Blood pressure (mm Hg) with phenylephrine 10%. Numbers 1 and 2 = systolic and diastolic reading preanaesthetic; 3 and 4 = systolic and diastolic reading in the anaesthetic room; 5 and 6 = systolic and diastolic reading in recovery.
Table 1.
t Test 2.5% and 10% (normotesives and hypertensives)

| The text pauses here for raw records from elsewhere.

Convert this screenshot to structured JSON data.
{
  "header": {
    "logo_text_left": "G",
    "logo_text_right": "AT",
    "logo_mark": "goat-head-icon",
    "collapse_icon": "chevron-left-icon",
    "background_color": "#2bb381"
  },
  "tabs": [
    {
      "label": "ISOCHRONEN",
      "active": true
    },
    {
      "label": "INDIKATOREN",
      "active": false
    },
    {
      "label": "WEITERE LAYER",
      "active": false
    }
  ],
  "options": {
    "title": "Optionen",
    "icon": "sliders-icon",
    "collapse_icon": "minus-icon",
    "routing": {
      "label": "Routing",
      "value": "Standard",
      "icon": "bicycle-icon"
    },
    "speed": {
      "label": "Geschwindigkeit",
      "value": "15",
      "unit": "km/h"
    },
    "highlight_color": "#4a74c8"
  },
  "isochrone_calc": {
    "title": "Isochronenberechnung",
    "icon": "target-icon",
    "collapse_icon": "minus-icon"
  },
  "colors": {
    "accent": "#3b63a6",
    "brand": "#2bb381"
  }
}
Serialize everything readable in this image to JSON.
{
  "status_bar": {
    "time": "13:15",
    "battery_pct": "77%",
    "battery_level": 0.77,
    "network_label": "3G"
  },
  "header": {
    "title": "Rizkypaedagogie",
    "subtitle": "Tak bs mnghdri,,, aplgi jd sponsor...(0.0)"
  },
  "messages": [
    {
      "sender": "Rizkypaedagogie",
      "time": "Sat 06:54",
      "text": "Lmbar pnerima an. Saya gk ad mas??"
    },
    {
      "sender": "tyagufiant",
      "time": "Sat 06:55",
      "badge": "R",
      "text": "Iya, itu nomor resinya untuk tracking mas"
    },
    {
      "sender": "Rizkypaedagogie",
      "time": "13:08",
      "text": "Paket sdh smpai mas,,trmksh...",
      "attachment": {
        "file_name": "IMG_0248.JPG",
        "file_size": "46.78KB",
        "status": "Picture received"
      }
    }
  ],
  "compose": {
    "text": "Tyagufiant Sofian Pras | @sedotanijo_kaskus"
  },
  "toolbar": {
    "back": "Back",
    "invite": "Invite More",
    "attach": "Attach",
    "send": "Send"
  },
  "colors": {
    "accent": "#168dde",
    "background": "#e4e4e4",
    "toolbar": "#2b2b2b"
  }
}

Mean | SD | Significance* | |
Normotensive/sys | −12.44 | 19.08 | 0.86 |
Normotensive/diast | 2.88 | 16.64 | 0.61 |
Hypertensive/sys | 14.16 | 28.36 | 0.27 |
Hypertensive/diast | −4.16 | 14.00 | 0.49 |
Two tailed t test, comparing the 2.5% group and 10% group both hypertensive and normotensive patients.
*p=0.05.
Figure 3.
Blood pressure (mm Hg) with phenylephrine 2.5% The mean changes to systolic and diastolic BP.
Figure 4.
Blood pressure (mm Hg) with phenylephrine 10% The mean changes to systolic and diastolic BP.
Comment
Our study showed that patients in both groups of phenylephrine doses experienced a rise in systolic blood pressure which was statistically significant; the mean of which is higher in the 10% group. The maximal systolic blood pressure rise is around 10–20 minutes after administration, which corresponds to the time of maximal plasma levels of phenylephrine as demonstrated by other authors,5 but the paired t test failed to show any significance between the results of the groups of either concentration. Postoperative results showed some elevations in systolic and diastolic BP but weren't statistically significant. Using Altman's normogram the study was limited in its power. Although the aim of this study was not designed to investigate the effect of anxiety on systemic blood pressure, this element should be taken into consideration since it is known to elevate the systolic blood pressure. We have also used topical anaesthesia so that adrenaline 1:200 000, which is always included in local anaesthesia, is excluded which might cause elevation of the blood pressure although the concentration is too low for any significant systemic effect.
We therefore recommend the routine use of the 2.5% phenylephrine in ophthalmic surgery and only use 10% solution for cases where the lower concentration may not be as effective.